MHRD-SPARC supported public lecture on “Thinking from the Global South: Generating Concepts” at JMI
Department of English, Jamia Millia Islamia(JMI) organised an MHRD-SPARC supported public lecture on “Thinking from the Global South: Generating Concepts” on 28 th November 2019.
Professor Dilip M. Menon from University of the Witwatersrand, South Africa was the main speaker. It was chaired by Professor Shahid Amir from the Department of History, University of Delhi.
The lecture opened with a welcome address by Professor Nishat Zaidi, Head, Department of English.
Professor Menon began his lecture by positing the significant question, that is, what does it mean to partition the world and think from the Global South, especially at a time when there is a sense of urgency in terms of transnational issues such as global warming.
Professor Menon defined the Global South as an ongoing project, a conceptual and experiential category that is beyond geographical boundaries. His lecture focused on the essential enquiry into whether ideas such as the Global South diminish the larger perspective of looking at the world by thinking in terms of a particular territory or open up possibilities by questioning ideas such as space, time and what constitutes the West or East or South.
Following this, he delved into the need for the production of theory from spaces such as the Global South and moving beyond the set path of following a Eurocentric theoretical base.

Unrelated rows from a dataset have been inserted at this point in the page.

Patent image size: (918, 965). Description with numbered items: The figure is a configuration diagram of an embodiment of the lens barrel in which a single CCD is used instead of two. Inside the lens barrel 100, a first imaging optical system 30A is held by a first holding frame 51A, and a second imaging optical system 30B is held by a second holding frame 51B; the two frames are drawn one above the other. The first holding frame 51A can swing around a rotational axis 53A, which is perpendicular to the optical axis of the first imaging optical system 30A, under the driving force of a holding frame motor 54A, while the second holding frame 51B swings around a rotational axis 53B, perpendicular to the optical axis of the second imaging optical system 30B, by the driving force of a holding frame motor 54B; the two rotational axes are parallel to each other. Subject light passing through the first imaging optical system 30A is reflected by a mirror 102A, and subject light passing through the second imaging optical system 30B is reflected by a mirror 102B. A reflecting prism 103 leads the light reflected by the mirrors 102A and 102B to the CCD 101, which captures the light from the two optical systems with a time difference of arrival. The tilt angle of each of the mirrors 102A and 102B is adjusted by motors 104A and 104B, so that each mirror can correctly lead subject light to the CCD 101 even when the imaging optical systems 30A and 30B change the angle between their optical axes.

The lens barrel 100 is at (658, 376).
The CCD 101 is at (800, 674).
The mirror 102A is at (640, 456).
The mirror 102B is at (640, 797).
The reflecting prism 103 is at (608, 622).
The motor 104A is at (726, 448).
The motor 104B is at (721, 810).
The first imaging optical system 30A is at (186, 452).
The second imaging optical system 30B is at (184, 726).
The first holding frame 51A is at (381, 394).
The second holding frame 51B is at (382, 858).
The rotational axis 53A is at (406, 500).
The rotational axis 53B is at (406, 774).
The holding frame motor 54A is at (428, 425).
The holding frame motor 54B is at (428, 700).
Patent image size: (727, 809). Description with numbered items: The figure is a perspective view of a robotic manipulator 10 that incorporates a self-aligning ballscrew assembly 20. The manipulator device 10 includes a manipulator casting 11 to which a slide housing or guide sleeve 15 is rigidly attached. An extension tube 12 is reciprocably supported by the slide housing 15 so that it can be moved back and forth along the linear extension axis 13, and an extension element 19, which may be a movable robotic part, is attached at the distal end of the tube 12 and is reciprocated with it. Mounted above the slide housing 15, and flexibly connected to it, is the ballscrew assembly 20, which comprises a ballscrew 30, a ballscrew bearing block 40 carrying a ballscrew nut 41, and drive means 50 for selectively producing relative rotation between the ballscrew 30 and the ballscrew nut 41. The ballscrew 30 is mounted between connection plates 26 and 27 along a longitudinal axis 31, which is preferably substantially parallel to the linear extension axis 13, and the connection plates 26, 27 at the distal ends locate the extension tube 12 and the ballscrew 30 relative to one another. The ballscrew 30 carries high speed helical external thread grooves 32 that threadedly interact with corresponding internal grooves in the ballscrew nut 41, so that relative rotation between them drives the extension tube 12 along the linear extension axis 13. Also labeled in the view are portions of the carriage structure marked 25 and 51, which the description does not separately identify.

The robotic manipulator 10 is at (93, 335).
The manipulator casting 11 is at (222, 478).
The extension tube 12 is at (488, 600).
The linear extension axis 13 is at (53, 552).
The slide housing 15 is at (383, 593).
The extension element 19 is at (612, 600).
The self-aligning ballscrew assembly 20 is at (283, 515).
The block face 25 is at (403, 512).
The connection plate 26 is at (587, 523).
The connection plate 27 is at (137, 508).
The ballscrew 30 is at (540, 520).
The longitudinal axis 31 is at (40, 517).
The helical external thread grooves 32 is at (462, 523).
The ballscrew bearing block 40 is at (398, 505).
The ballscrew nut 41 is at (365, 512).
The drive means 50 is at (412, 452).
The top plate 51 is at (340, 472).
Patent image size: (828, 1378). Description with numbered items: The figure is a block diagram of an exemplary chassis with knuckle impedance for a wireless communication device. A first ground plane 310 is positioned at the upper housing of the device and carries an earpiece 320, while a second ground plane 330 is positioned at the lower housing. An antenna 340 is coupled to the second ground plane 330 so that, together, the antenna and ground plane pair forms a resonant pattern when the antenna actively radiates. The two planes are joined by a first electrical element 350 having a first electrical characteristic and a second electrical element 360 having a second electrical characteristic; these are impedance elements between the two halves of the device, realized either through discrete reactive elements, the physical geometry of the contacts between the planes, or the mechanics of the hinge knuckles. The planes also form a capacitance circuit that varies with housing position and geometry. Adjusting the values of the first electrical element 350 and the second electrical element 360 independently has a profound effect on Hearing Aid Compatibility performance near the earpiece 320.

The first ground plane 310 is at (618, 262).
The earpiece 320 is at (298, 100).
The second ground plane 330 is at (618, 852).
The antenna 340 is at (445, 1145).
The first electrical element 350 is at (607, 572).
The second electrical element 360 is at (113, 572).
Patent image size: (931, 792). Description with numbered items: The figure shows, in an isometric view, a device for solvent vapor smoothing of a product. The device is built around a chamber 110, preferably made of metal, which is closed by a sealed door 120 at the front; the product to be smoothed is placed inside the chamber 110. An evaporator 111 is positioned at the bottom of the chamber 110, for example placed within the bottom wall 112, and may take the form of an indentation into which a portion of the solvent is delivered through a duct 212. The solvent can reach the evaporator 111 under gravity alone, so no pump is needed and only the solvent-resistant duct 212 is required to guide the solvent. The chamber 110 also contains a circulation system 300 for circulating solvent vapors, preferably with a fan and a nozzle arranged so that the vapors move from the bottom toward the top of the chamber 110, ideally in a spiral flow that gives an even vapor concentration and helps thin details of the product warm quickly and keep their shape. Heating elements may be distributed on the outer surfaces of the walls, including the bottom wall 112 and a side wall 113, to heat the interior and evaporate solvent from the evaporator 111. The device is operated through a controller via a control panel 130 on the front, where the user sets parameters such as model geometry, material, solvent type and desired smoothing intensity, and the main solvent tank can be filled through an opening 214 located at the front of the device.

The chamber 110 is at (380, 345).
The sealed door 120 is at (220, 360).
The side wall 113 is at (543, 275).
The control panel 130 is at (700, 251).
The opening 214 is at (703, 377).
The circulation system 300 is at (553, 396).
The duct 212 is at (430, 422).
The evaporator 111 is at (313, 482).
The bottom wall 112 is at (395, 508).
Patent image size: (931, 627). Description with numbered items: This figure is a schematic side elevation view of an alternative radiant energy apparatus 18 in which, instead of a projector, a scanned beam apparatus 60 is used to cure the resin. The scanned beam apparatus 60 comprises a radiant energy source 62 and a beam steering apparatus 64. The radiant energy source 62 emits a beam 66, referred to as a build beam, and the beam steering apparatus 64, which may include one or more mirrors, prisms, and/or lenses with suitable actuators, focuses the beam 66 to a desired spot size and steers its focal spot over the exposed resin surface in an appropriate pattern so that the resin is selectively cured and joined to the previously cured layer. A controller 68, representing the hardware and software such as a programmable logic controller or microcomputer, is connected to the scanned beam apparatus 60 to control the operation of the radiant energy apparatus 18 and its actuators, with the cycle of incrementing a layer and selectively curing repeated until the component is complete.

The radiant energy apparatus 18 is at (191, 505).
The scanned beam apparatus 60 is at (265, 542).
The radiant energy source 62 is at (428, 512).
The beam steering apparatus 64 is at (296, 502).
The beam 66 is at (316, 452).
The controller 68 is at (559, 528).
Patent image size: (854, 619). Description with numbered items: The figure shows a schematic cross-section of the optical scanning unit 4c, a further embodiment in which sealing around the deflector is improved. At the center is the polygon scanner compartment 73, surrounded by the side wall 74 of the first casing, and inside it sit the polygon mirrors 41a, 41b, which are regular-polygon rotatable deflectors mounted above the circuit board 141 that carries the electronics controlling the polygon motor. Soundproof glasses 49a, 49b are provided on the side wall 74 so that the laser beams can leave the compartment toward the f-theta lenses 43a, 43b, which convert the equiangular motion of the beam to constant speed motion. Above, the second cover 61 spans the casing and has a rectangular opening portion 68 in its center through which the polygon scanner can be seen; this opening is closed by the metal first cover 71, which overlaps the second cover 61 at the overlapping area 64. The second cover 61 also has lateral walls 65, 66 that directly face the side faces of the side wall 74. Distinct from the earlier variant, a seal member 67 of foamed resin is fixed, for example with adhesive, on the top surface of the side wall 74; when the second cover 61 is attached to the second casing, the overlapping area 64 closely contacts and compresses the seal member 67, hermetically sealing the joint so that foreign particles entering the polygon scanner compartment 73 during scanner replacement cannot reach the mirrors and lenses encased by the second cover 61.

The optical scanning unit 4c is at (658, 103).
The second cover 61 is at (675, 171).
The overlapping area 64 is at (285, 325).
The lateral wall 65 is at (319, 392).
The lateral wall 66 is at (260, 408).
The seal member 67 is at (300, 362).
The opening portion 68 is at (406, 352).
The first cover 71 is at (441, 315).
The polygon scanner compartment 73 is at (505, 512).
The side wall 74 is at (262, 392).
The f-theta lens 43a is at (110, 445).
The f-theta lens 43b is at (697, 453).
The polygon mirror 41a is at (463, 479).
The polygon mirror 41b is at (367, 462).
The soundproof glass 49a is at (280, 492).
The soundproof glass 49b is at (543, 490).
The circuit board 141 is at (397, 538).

Professor Menon further talked about universalism of categories that come to us from a few centuries of Euro-American thought and the fact that certain concepts have become universal on account of colonialism or imperial power.
He also talked about the agitation at his own university concerning fee hike and the need for specific syllabi in South Africa because of their specific intellectual needs and questions which led to the idea of what exactly a South African university should be. This involved going back to
a time when academics like Ngugi wa Thiong’o were thinking about the enterprise of knowledge and universities. He also discussed the problem of universities being a monolingual entity in a multilingual space.
Apart from the question of space, the lecture also focussed on the question of time and how far back do we have to go in order to write the history of the present. It also focussed on the multiplicity of times within which people live, the idea of the modern and the contemporary.
Professor Menon ended his lecture by talking about how the project of the Global South is invariably linked with the concept of words and how words can be used to provide a window to a larger view of the world, the self, ethical behaviour and so on.
The lecture was followed by a detailed discussion by the chair, Professor Shahid Amin and question and observations by the students.
The lecture was attended by faculty, students and researchers from not only English Department of JMI, but also people from other departments and universities. It ended with a vote of thanks by Professor Nishat Zaidi.